Grabplatte von Regine Luther

In der schlichten Eingangshalle im Südturm sind ein Holzkruzifixus aus dem 18. Jahrhundert und links am Windfang der Grabstein von Regine Luther (gest. 8.10.1653), der Frau des Stiftsrates Johann Martin Luther, erwähnenswert.

Die wichtigsten Kunstwerke aus dem Spätmittelalter sind die drei vollplastischen Steinfiguren mit Sockel und Baldachin an der Nordseite des Schiffes. Nach urkundlicher Erwähnung wurden diese Plastiken in dem 1503 erbauten Westchor aufgestellt; später erhielten sie ihren heutigen Platz. Die Steinbildnisse sind lebensgroß mit etwas gedrungenen Proportionen. Die beiden Bistumsheiligen, Bischof Donatus von Arezzo (westlich) und Johannes der Evangelist (östlich) flankieren den Gründer des Meißner Bistums, Kaiser Otto I. Ausdrucksstarke Gesichter, lebendiger Faltenwurf und effektvolle plastische Durchbildung machen die Figurengruppe zu einem wirkungsvollen Element in dem sonst schlichten Raum.

Aus dem Spätmittelalter ist ein schönes Beispiel eines Grabsteines mit der in Flachrelief dargestellten Witwe Brunos von der Pforte erhalten (Sterbejahr 1503). Der Stein ist an der Nordwand des Altarraumes aufgestellt.

Bischof Donatus v.
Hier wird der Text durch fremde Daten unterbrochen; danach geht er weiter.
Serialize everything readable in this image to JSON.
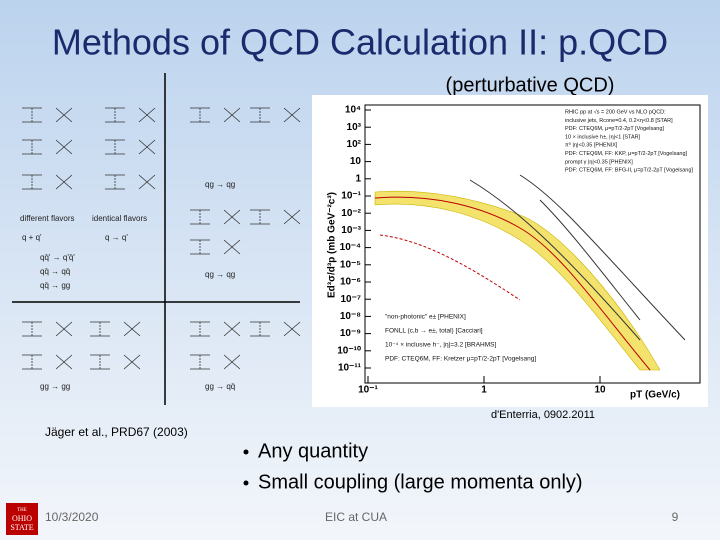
{
  "slide": {
    "title": "Methods of QCD Calculation II: p.QCD",
    "subtitle": "(perturbative QCD)",
    "citation_left": "Jäger et al., PRD67 (2003)",
    "citation_right": "d'Enterria, 0902.2011",
    "bullets": [
      "Any quantity",
      "Small coupling (large momenta only)"
    ],
    "footer": {
      "date": "10/3/2020",
      "event": "EIC at CUA",
      "page": "9"
    },
    "logo": [
      "THE",
      "OHIO",
      "STATE"
    ]
  },
  "figure_left": {
    "flavor_labels": [
      "different flavors",
      "identical flavors"
    ],
    "initial_labels": [
      "q + q'",
      "q → q'"
    ],
    "left_processes": [
      "qq̄' → q'q̄'",
      "qq̄ → qq̄",
      "qq̄ → gg",
      "gg → gg"
    ],
    "right_processes": [
      "qg → qg",
      "qg → qg",
      "gg → qq̄"
    ]
  },
  "figure_right": {
    "y_label": "Ed³σ/d³p (mb GeV⁻²c³)",
    "x_label": "pT (GeV/c)",
    "y_ticks": [
      "10⁴",
      "10³",
      "10²",
      "10",
      "1",
      "10⁻¹",
      "10⁻²",
      "10⁻³",
      "10⁻⁴",
      "10⁻⁵",
      "10⁻⁶",
      "10⁻⁷",
      "10⁻⁸",
      "10⁻⁹",
      "10⁻¹⁰",
      "10⁻¹¹"
    ],
    "x_ticks": [
      "10⁻¹",
      "1",
      "10"
    ],
    "legend_top": [
      "RHIC pp at √s = 200 GeV vs NLO pQCD:",
      "inclusive jets, Rcone=0.4, 0.2<η<0.8 [STAR]",
      "PDF: CTEQ6M, μ=pT/2-2pT [Vogelsang]",
      "10 × inclusive h±, |η|<1 [STAR]",
      "π⁰ |η|<0.35 [PHENIX]",
      "PDF: CTEQ6M, FF: KKP, μ=pT/2-2pT [Vogelsang]",
      "prompt γ |η|<0.35 [PHENIX]",
      "PDF: CTEQ6M, FF: BFG-II, μ=pT/2-2pT [Vogelsang]"
    ],
    "legend_bottom": [
      "\"non-photonic\" e± [PHENIX]",
      "FONLL (c,b → e±, total) [Cacciari]",
      "10⁻⁴ × inclusive h⁻, |η|=3.2 [BRAHMS]",
      "PDF: CTEQ6M, FF: Kretzer μ=pT/2-2pT [Vogelsang]"
    ]
  }
}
Arezzo Foto: A. Baumgärtel

Bischof Donatus v. Arezzo
Foto: A. Baumgärtel

Kaiser Otto I. Foto: A. Baumgärtel

Kaiser Otto I.
Foto: A. Baumgärtel

Evangelist Johannes

Evangelist Johannes

Wappen Bischof Johann VI. von Saalhausen

Wappen Bischof
Johann VI. von Saalhausen

Vor der Reformation geschaffene Bildwerke, sind noch vereinzelt im Inneren des Domes zu finden. So das Wappen des Bischofs Johann VI. von Sahlhausen, einmal als Sandsteinrelief an der Nordwand des Ostchores und als Bronzetafel an der Südwand des südlichen Seitenschiffes. Der Bischof hatte um 1500 als Bauherr für die damalige Stiftskirche und das Wurzener Schloss (als Bischofssitz) hervorragende Bedeutung.

Im Grabmal von Johann VI. waren von 1559-1576 vorübergehend die Gebeine des Bischofs Benno von Meißen aufbewahrt worden. Das Grabmal wurde 1931 beim Einbau einer Heizung aufgelassen, die Reste der Gebeine des Bischofs von Sahlhausen in eine Gruft im Ostchor umgebettet.
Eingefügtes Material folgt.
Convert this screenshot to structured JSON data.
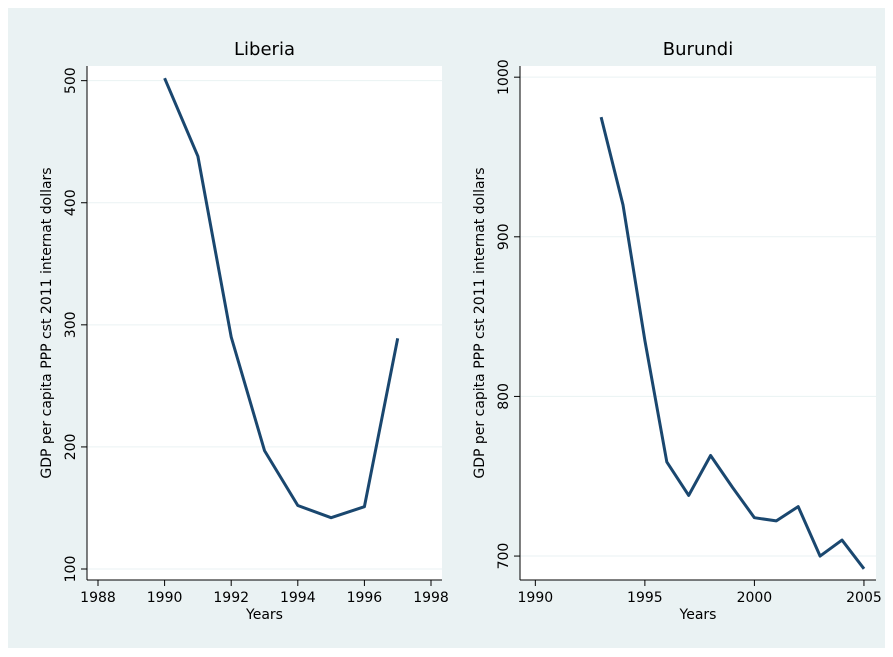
{
  "chart_data": [
    {
      "type": "line",
      "title": "Liberia",
      "x_label": "Years",
      "y_label": "GDP per capita PPP cst 2011 internat dollars",
      "x": [
        1990,
        1991,
        1992,
        1993,
        1994,
        1995,
        1996,
        1997
      ],
      "values": [
        502,
        438,
        290,
        197,
        152,
        142,
        151,
        289
      ],
      "color": "#1a476f",
      "grid": true,
      "xlim": [
        1987.67,
        1998.33
      ],
      "xticks": [
        1988,
        1990,
        1992,
        1994,
        1996,
        1998
      ],
      "ylim": [
        91,
        512
      ],
      "yticks": [
        100,
        200,
        300,
        400,
        500
      ]
    },
    {
      "type": "line",
      "title": "Burundi",
      "x_label": "Years",
      "y_label": "GDP per capita PPP cst 2011 internat dollars",
      "x": [
        1993,
        1994,
        1995,
        1996,
        1997,
        1998,
        1999,
        2000,
        2001,
        2002,
        2003,
        2004,
        2005
      ],
      "values": [
        975,
        920,
        835,
        759,
        738,
        763,
        743,
        724,
        722,
        731,
        700,
        710,
        692
      ],
      "color": "#1a476f",
      "grid": true,
      "xlim": [
        1989.3,
        2005.55
      ],
      "xticks": [
        1990,
        1995,
        2000,
        2005
      ],
      "ylim": [
        685,
        1007
      ],
      "yticks": [
        700,
        800,
        900,
        1000
      ]
    }
  ]
}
Ein Totenschild für den Bruder Johann VI., Georg von Sahlhausen, ein bemaltes Relief mit Umschrift, befindet sich ebenfalls an der Südwand des Seitenschiffes.
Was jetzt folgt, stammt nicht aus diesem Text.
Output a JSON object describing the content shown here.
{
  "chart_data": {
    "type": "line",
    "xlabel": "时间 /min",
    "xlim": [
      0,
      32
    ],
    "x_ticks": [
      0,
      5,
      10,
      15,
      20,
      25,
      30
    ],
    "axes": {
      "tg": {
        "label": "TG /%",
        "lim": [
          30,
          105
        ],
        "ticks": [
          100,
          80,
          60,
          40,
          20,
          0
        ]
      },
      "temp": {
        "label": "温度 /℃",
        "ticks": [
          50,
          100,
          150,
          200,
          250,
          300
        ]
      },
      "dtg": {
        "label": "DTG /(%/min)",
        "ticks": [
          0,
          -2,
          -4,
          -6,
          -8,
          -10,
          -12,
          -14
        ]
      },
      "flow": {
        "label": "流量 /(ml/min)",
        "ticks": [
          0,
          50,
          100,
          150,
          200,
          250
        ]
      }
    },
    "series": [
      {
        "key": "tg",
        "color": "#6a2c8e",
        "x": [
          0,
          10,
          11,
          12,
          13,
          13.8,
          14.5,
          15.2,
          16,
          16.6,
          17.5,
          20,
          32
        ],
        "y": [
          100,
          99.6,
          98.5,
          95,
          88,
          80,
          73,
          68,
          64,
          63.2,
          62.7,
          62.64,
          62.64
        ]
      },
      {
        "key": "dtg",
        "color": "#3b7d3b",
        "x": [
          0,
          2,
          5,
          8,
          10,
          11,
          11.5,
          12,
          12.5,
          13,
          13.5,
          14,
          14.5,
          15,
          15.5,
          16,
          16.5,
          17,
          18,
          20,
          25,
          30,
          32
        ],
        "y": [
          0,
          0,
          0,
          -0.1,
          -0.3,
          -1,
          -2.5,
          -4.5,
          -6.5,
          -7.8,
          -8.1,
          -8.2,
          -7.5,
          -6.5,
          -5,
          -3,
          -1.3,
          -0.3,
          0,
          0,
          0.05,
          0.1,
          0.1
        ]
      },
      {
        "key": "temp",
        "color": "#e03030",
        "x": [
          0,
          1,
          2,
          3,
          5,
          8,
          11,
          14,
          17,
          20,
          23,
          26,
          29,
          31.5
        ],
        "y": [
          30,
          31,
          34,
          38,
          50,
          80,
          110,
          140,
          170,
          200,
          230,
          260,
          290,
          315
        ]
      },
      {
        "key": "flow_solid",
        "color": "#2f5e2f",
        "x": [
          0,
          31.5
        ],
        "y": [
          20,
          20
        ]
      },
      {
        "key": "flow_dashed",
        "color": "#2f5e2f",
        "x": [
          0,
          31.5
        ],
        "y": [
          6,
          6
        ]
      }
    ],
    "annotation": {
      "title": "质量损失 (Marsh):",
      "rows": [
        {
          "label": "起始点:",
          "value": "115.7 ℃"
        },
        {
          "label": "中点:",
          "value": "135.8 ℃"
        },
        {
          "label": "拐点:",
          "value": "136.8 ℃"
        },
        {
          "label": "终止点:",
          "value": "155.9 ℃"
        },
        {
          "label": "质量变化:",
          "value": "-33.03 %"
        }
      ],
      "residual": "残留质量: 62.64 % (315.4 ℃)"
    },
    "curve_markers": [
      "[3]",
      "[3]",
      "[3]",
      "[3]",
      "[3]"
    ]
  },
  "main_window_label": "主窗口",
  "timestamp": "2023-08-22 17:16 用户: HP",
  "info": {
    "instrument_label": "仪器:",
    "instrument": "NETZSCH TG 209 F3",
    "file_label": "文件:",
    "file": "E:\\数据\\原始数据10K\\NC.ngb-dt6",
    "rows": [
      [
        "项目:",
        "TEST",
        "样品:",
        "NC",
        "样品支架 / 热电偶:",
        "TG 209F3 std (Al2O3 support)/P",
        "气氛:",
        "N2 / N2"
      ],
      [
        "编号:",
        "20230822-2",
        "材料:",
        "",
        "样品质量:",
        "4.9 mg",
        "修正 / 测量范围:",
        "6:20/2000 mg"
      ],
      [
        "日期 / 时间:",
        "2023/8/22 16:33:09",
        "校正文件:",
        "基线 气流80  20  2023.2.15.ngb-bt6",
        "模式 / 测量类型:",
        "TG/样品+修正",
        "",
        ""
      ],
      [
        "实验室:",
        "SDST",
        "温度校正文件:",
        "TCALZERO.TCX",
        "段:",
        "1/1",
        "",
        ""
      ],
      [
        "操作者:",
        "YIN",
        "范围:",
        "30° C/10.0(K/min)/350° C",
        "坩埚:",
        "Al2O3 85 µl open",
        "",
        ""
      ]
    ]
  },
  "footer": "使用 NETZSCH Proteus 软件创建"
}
Das um 1500 entstandene Wappen des Domes mit der Darstellung der Verkündigung des Engels an Maria war über der Sakristei an der Südwand des Ostchores angebracht. Es wurde im Sommer 2008 gestohlen.

Nach der Einführung der Reformation wurde die Innenausstattung wesentlich verändert, vieles wurde zerstört. Seit 1542 wurde im Dom evangelischer Gottesdienst gehalten. Durch den größeren Platzbedarf einer Predigtkirche machte sich der Einbau von Emporen erforderlich. Die Nordempore wurde 1555 und die Südempore 1593 eingebaut (diese wurde später wieder entfernt).

Im Jahre 1817 wurde das Innere des Domes im Stil der Neugotik umgestaltet. Es war die erste neugotische Kirchenausstattung in Sachsen überhaupt. Bauherren waren der Dompropst Architekt Christian Ludwig Stieglitz und der Dechant Immanuel Christian Leberecht von Ampach. Das Altarbild, die Taufe Jesu im Jordan, befindet sich heute an der Westwand des südlichen Seitenschiffes. Es wurde von Friedrich Matthäi aus Dresden gemalt und erhielt bei der letzten Veränderung des Innenraumes der Kirche 1932 diesen Platz.

1931/32 fand eine radikale purifizierende und historisierende Neugestaltung des Dominneren durch Georg Wrba (siehe unter Besonderheiten) statt. Abschluss dieser Arbeit war der Orgeleinbau im Jahr 1932. Die Orgel ist ein Werk der Firma Jehmlich aus Dresden. Sie besaß ursprünglich 3 Manuale, 44 Register, Pedal und eine elektropneumatische Steuerung. Nach einer grundlegenden Sanierung des Instrumentes durch die Orgelwerkstatt Christian Reinhold aus Bernsdorf in den Jahren 1998 bis 2001 verfügt die Orgel nun über 49 klingende Register.

Weitere Umgestaltungen um 1932 betrafen unter anderem das frühere Hauptportal des Domes, das in den Südturm verlegt wurde und die Anordnung der Bänke, deren Rückenlehnen 180° drehbar sind; für die Gottesdienste ist der gewohnte Blick in Richtung Osten auf Altar und Kanzel möglich, während bei Musikveranstaltungen eine „Konzertachse“ mit dem Blick zum Westchor geschaffen wird.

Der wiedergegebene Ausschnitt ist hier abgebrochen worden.